Welcome to feature-grouper’s documentation!¶
Overview¶
The feature-grouper
package provides functions and a scikit-learn
transformer class for applying a simple yet effective form of
dimensionality reduction based on hierarchical clustering of correlated
features.
Example usage:
import numpy as np
import pandas as pd
from sklearn import datasets
import feature_grouper
iris = datasets.load_iris()
iris_df = pd.DataFrame(iris.data, columns=iris.feature_names)
print(iris_df.head())
"""
sepal length (cm) sepal width (cm) petal length (cm) petal width (cm)
0 5.1 3.5 1.4 0.2
1 4.9 3.0 1.4 0.2
2 4.7 3.2 1.3 0.2
3 4.6 3.1 1.5 0.2
4 5.0 3.6 1.4 0.2
"""
threshold = 0.5 # correlation coefficient threshold for clustering
fg = feature_grouper.FeatureGrouper(threshold)
iris_trans = fg.fit_transform(iris_df)
loadings = pd.DataFrame(fg.components_, columns=iris.feature_names)
print(loadings)
"""
sepal length (cm) sepal width (cm) petal length (cm) petal width (cm)
0 0.471405 0.0 0.471405 0.471405
1 0.000000 1.0 0.000000 0.000000
"""
# column 0 is now a linear combination of correlated features
# sepal length, petal length, and petal width.
print(iris_trans.head())
"""
0 1
0 3.158410 3.5
1 3.064129 3.0
2 2.922708 3.2
3 2.969848 3.1
4 3.111270 3.6
"""
feature_grouper
API reference¶
A set of functions and an sklearn transformer class for finding clusters of correlated features and grouping them together into feature groups.
-
class
FeatureGrouper
(threshold=0.5, copy=True)[source]¶ Hierarchical clustering-based dimensionality reduction.

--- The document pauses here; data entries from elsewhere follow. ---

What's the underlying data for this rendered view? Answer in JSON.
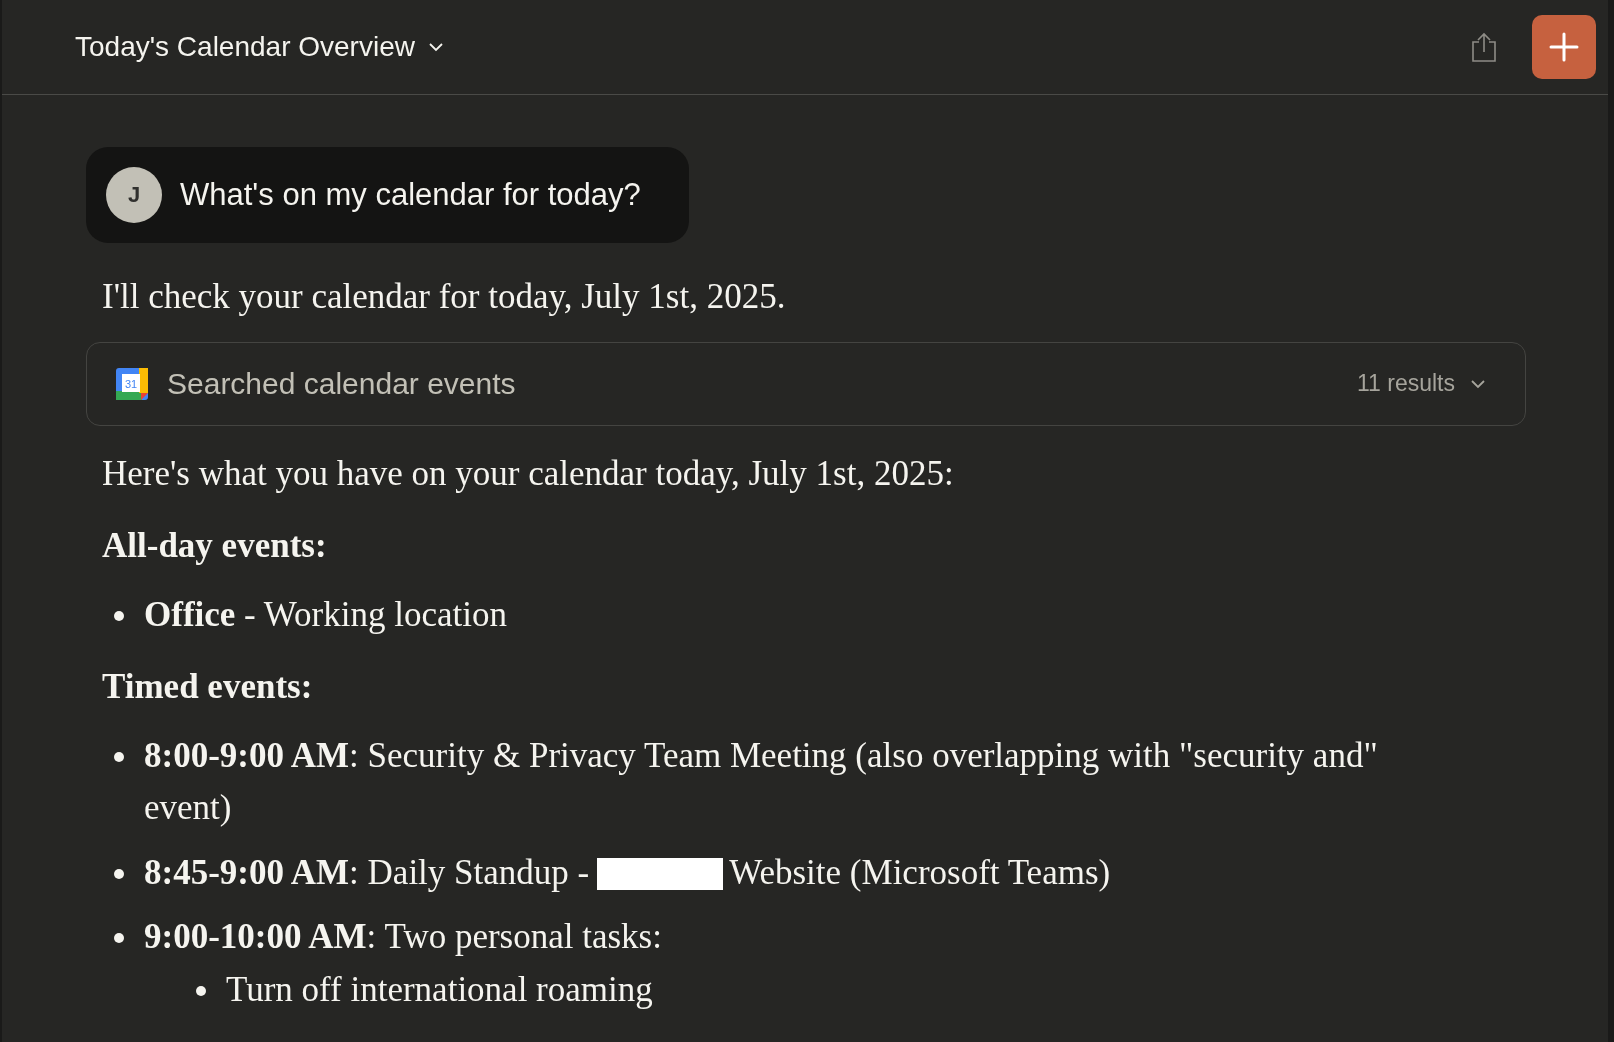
{
  "header": {
    "title": "Today's Calendar Overview"
  },
  "user_message": {
    "avatar": "J",
    "text": "What's on my calendar for today?"
  },
  "intro": "I'll check your calendar for today, July 1st, 2025.",
  "tool_call": {
    "icon_text": "31",
    "label": "Searched calendar events",
    "count": "11 results",
    "expanded": false
  },
  "answer_intro": "Here's what you have on your calendar today, July 1st, 2025:",
  "sections": [
    {
      "heading": "All-day events:",
      "items": [
        {
          "text": "**Office** - Working location",
          "redacted": false
        }
      ]
    },
    {
      "heading": "Timed events:",
      "items": [
        {
          "text": "**8:00-9:00 AM**: Security & Privacy Team Meeting (also overlapping with \"security and\" event)",
          "redacted": false
        },
        {
          "text": "**8:45-9:00 AM**: Daily Standup -",
          "redacted": true,
          "text_after": "Website (Microsoft Teams)"
        },
        {
          "text": "**9:00-10:00 AM**: Two personal tasks:",
          "redacted": false,
          "children": [
            {
              "text": "Turn off international roaming",
              "redacted": false
            }
          ]
        }
      ]
    }
  ]
}
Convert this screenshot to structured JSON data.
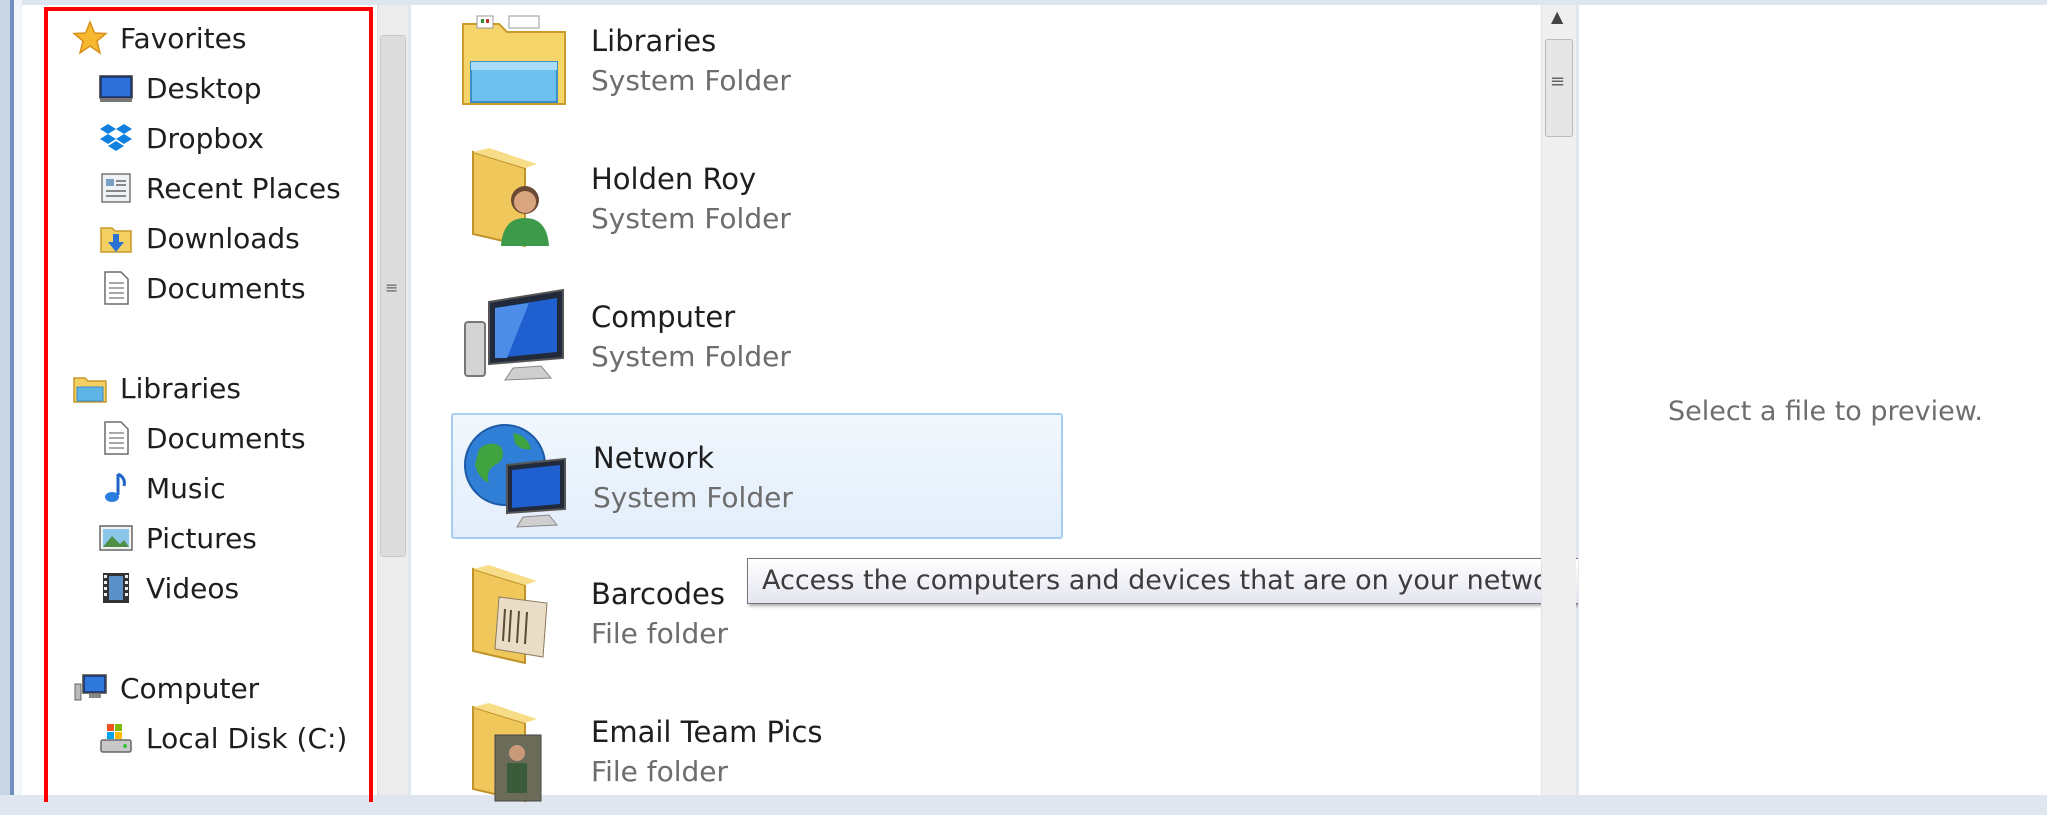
{
  "nav": {
    "favorites": {
      "label": "Favorites",
      "items": [
        {
          "label": "Desktop",
          "icon": "desktop-icon"
        },
        {
          "label": "Dropbox",
          "icon": "dropbox-icon"
        },
        {
          "label": "Recent Places",
          "icon": "recent-places-icon"
        },
        {
          "label": "Downloads",
          "icon": "downloads-icon"
        },
        {
          "label": "Documents",
          "icon": "document-icon"
        }
      ]
    },
    "libraries": {
      "label": "Libraries",
      "items": [
        {
          "label": "Documents",
          "icon": "document-icon"
        },
        {
          "label": "Music",
          "icon": "music-icon"
        },
        {
          "label": "Pictures",
          "icon": "pictures-icon"
        },
        {
          "label": "Videos",
          "icon": "videos-icon"
        }
      ]
    },
    "computer": {
      "label": "Computer",
      "items": [
        {
          "label": "Local Disk (C:)",
          "icon": "local-disk-icon"
        }
      ]
    }
  },
  "files": [
    {
      "name": "Libraries",
      "type": "System Folder",
      "icon": "libraries-folder-icon"
    },
    {
      "name": "Holden Roy",
      "type": "System Folder",
      "icon": "user-folder-icon"
    },
    {
      "name": "Computer",
      "type": "System Folder",
      "icon": "computer-icon"
    },
    {
      "name": "Network",
      "type": "System Folder",
      "icon": "network-icon",
      "selected": true
    },
    {
      "name": "Barcodes",
      "type": "File folder",
      "icon": "folder-icon"
    },
    {
      "name": "Email Team Pics",
      "type": "File folder",
      "icon": "folder-icon"
    }
  ],
  "tooltip": "Access the computers and devices that are on your network.",
  "preview": {
    "text": "Select a file to preview."
  },
  "colors": {
    "highlight_border": "#ff0000",
    "selection_border": "#a8cdf3",
    "selection_fill": "#e3eefb"
  }
}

Calculates correlation matrix of all features in X, applies hierarchical clustering to create flat clusters of highly correlated features, then generates and applies a loading matrix that evenly weights the input features within each cluster.
Input features should be normalized (i.e. z-scores).

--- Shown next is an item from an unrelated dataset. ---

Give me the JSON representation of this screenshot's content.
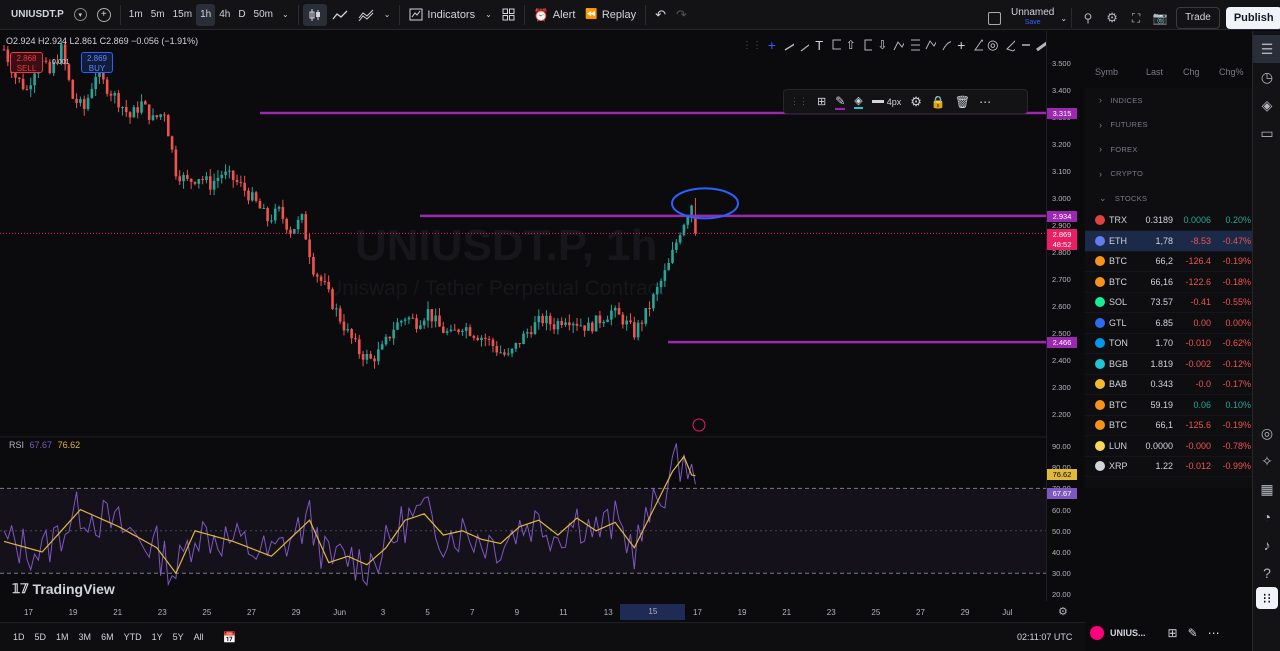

Parameters: - threshold – float The minimum correlation similarity threshold to group descendants of a cluster node into the same flat cluster.
- copy – bool If False, data passed to transform are overwritten.

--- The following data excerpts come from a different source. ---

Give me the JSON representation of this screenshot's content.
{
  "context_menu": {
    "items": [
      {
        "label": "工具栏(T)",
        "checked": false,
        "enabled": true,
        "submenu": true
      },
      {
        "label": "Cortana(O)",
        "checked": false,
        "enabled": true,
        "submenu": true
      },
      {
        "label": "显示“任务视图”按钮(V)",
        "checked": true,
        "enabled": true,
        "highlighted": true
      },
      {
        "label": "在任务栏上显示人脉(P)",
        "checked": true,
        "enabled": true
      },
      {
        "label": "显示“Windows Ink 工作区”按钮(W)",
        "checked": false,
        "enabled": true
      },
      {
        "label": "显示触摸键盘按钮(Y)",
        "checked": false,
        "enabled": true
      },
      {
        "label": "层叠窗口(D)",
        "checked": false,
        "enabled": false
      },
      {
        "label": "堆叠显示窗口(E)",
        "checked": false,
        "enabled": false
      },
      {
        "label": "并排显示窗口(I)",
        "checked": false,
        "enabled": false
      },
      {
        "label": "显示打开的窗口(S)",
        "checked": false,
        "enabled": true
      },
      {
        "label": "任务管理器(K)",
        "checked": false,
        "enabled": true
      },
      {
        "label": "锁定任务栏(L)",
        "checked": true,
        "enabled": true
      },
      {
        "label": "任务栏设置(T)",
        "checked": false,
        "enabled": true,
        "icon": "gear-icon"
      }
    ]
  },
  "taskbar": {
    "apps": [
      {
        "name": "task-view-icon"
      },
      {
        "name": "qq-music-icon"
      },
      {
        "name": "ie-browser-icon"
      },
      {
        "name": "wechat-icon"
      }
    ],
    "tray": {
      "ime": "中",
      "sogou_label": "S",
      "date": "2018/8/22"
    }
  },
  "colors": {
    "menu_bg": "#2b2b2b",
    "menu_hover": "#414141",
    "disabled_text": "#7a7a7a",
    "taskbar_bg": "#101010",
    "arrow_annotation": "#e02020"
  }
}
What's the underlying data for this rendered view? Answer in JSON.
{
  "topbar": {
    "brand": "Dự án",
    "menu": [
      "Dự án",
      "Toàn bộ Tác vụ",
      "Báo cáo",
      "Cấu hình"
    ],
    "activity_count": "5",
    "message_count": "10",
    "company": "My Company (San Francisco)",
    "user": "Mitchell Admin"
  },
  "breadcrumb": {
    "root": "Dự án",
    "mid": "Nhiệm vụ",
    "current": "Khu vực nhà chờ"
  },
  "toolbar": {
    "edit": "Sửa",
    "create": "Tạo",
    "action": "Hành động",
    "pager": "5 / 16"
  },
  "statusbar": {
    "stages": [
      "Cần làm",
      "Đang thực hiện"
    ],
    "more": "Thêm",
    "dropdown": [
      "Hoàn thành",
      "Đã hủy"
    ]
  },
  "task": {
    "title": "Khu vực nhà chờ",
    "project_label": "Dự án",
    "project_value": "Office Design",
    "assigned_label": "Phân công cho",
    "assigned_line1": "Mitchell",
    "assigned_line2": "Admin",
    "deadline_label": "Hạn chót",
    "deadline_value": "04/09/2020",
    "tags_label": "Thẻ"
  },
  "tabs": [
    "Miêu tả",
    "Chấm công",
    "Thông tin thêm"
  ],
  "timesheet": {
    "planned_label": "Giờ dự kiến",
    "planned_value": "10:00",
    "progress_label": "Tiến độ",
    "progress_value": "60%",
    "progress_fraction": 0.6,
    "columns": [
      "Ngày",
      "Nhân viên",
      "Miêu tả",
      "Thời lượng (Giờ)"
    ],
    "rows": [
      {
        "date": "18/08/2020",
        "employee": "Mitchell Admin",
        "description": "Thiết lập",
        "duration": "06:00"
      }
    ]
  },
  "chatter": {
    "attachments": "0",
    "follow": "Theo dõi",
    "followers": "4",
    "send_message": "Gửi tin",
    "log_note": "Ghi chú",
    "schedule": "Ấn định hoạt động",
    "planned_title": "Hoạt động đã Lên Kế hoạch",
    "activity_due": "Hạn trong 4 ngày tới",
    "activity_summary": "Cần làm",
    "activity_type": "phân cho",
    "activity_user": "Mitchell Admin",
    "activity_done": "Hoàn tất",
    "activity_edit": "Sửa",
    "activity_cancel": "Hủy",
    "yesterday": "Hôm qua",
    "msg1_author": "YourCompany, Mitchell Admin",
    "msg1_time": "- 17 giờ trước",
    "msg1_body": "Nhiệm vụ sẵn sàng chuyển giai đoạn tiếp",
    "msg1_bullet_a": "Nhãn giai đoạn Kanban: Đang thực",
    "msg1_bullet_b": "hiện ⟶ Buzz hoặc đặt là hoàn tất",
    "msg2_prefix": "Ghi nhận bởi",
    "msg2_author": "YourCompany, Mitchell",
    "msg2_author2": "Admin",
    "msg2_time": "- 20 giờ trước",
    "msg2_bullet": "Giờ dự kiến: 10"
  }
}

Variables: - components_ – array, shape (n_components, n_features) The loading matrix obtained from clustering and weighting correlated features.
- n_components_ – int The number of components that were estimated from the data.
-
fit
(X, y=None)[source]¶ Fit the model with X.
Parameters: X – array-like, shape (n_samples, n_features) New data, where n_samples is the number of samples and n_features is the number of features.
-
cluster
(X, threshold=0.5)[source]¶ Find clusters of correlated features from a correlation matrix using hierarchical clustering.
Parameters: - X – array-like, shape (n_samples, n_features) New data, where n_samples is the number of samples and n_features is the number of features.
- threshold – float The minimum correlation similarity threshold to group descendants of a cluster node into the same flat cluster.
-
make_loadings
(labels, threshold=0.5)[source]¶ Generate a loading matrix from the feature cluster labels, given a minimum correlation similarity threshold.
Apply the loading matrix to the original data with
np.matmul
or the@
operator.Example: >>> import numpy as np >>> import feature_grouper >>> threshold = 0.5 >>> clusters = feature_grouper.cluster(X, threshold) >>> loading_matrix = feature_grouper.make_loading_matrix(clusters, threshold) >>> X_transformed = X @ loading_matrix
Parameters: - labels – array-like, shape (n,) A numpy 1d array containing the cluster number label for each column in the original dataset.
- threshold – float The minimum correlation similarity threshold that was used to cluster the features.